This time we will use a dataset named midwest
.
Download the dataset from SurreyLearn and load it into RStudio. To load our file we use the load()
function. Give a name to your dataset using the assigment operator <-
.
Let’s have a look at the dataset. Alternatively, you can have a look at the codebook- that is the document that comes with the dataset. The codebook describes the contents, structure, and layout of a data collection but it also provides a detailed overview of all variables included in the dataset.
We will explore our dataset, by using the head()
and View()
functions.
The head()
function shows us the head, the first rows, of our dataset.
The view()
function allows us to see inside the data frames. At the view window you can also sort the dataset by any column simply by clicking on the column.

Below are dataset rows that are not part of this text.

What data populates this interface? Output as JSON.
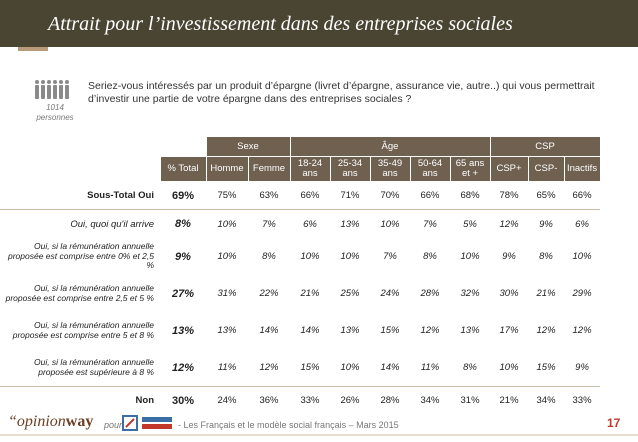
{
  "title": "Attrait pour l’investissement dans des entreprises sociales",
  "base": {
    "count": "1014",
    "unit": "personnes"
  },
  "question": "Seriez-vous intéressés par un produit d’épargne (livret d’épargne, assurance vie, autre..) qui vous permettrait d’investir une partie de votre épargne dans des entreprises sociales ?",
  "groups": {
    "sexe": "Sexe",
    "age": "Âge",
    "csp": "CSP"
  },
  "columns": [
    "% Total",
    "Homme",
    "Femme",
    "18-24 ans",
    "25-34 ans",
    "35-49 ans",
    "50-64 ans",
    "65 ans et +",
    "CSP+",
    "CSP-",
    "Inactifs"
  ],
  "chart_data": {
    "type": "table",
    "columns": [
      "% Total",
      "Homme",
      "Femme",
      "18-24 ans",
      "25-34 ans",
      "35-49 ans",
      "50-64 ans",
      "65 ans et +",
      "CSP+",
      "CSP-",
      "Inactifs"
    ],
    "rows": [
      {
        "label": "Sous-Total Oui",
        "values": [
          "69%",
          "75%",
          "63%",
          "66%",
          "71%",
          "70%",
          "66%",
          "68%",
          "78%",
          "65%",
          "66%"
        ]
      },
      {
        "label": "Oui, quoi qu'il arrive",
        "values": [
          "8%",
          "10%",
          "7%",
          "6%",
          "13%",
          "10%",
          "7%",
          "5%",
          "12%",
          "9%",
          "6%"
        ]
      },
      {
        "label": "Oui, si la rémunération annuelle proposée est comprise entre 0% et 2,5 %",
        "values": [
          "9%",
          "10%",
          "8%",
          "10%",
          "10%",
          "7%",
          "8%",
          "10%",
          "9%",
          "8%",
          "10%"
        ]
      },
      {
        "label": "Oui, si la rémunération annuelle proposée est comprise entre 2,5 et 5 %",
        "values": [
          "27%",
          "31%",
          "22%",
          "21%",
          "25%",
          "24%",
          "28%",
          "32%",
          "30%",
          "21%",
          "29%"
        ]
      },
      {
        "label": "Oui, si la rémunération annuelle proposée est comprise entre 5 et 8 %",
        "values": [
          "13%",
          "13%",
          "14%",
          "14%",
          "13%",
          "15%",
          "12%",
          "13%",
          "17%",
          "12%",
          "12%"
        ]
      },
      {
        "label": "Oui, si la rémunération annuelle proposée est supérieure à 8 %",
        "values": [
          "12%",
          "11%",
          "12%",
          "15%",
          "10%",
          "14%",
          "11%",
          "8%",
          "10%",
          "15%",
          "9%"
        ]
      },
      {
        "label": "Non",
        "values": [
          "30%",
          "24%",
          "36%",
          "33%",
          "26%",
          "28%",
          "34%",
          "31%",
          "21%",
          "34%",
          "33%"
        ]
      }
    ]
  },
  "footer": {
    "brand_open": "“opinion",
    "brand_way": "way",
    "pour": "pour",
    "text": "- Les Français et le modèle social français – Mars 2015",
    "page": "17"
  }
}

Let’s start by examining the one paired t-test. That means that we will compare the mean of our sample against a known true value. To be more specific, we will calculate the percent of educated adults in the midwest, against a known value the percent of educated adults nationwide. Our overall aim is to examine whether the mean of educated adults in the midwest is significantly different to the national average. That means it could be higher or smaller.
According to official statistics, the percentage of college educated adults is \(32%\), our aim is to examine if in the midwest the average of college educated adults is statistically different to \(32%\).
A boxplot can give us a quick visual assessment of the data, a brief idea about what is going on in our data before we perform the t-test.
To do so we will use a very useful package in R, called ggplot2
.
We first have to install ggplot2 by using the install.packages("ggplot2")
function:
plot1 <- ggplot(midwest, aes(percollege)) +
geom_histogram() + theme_classic()
plot1
Our next step is to perform the one-tailed t-test. Taking into consideration the states that are part of the Midwest, we hypothesise that on average the percentage of educated adults will be smaller than the average.
t.test(midwest$percollege, mu = 32, alternative = "less")
##
## One Sample t-test
##
## data: midwest$percollege
## t = -45.827, df = 436, p-value < 2.2e-16
## alternative hypothesis: true mean is less than 32
## 95 percent confidence interval:
## -Inf 18.7665
## sample estimates:
## mean of x
## 18.27274
Note: 2.2e-16 is 2.2 x 10-16 which is 0.00000000000000022
Our next step is to compare the difference between two different states. In other words, our next step is to compare whether the two means, representing two different groups, are statistically different. This is called two sample t-test.
Before we start, install a package called dplyr
and use the library()
function to load it in RStudio.
We start by creating the two groups:
library(dplyr)
data.frame1 <- midwest %>%
filter(state == "IN" | state == "IL") %>%
select(state, percollege)
We can examine the distribution of the two groups with a box-plot:
ggplot(data.frame1, aes(state, percollege)) +
geom_boxplot() +
labs(title = "Two paired t-test",
y="Education",
x="State") +
theme_classic()
Our next step is to compare the two means:
t.test(percollege ~ state, data = data.frame1)
##
## Welch Two Sample t-test
##
## data: percollege by state
## t = 2.4947, df = 191.61, p-value = 0.01345
## alternative hypothesis: true difference in means is not equal to 0
## 95 percent confidence interval:
## 0.4533698 3.8774354
## sample estimates:
## mean in group IL mean in group IN
## 18.78814 16.62274
The results of the analysis suggest that the p< 0.05
is supporting the alternative hypothesis that the true difference in means is not equal to zero. What that really means is that there is a statistical difference between the two means.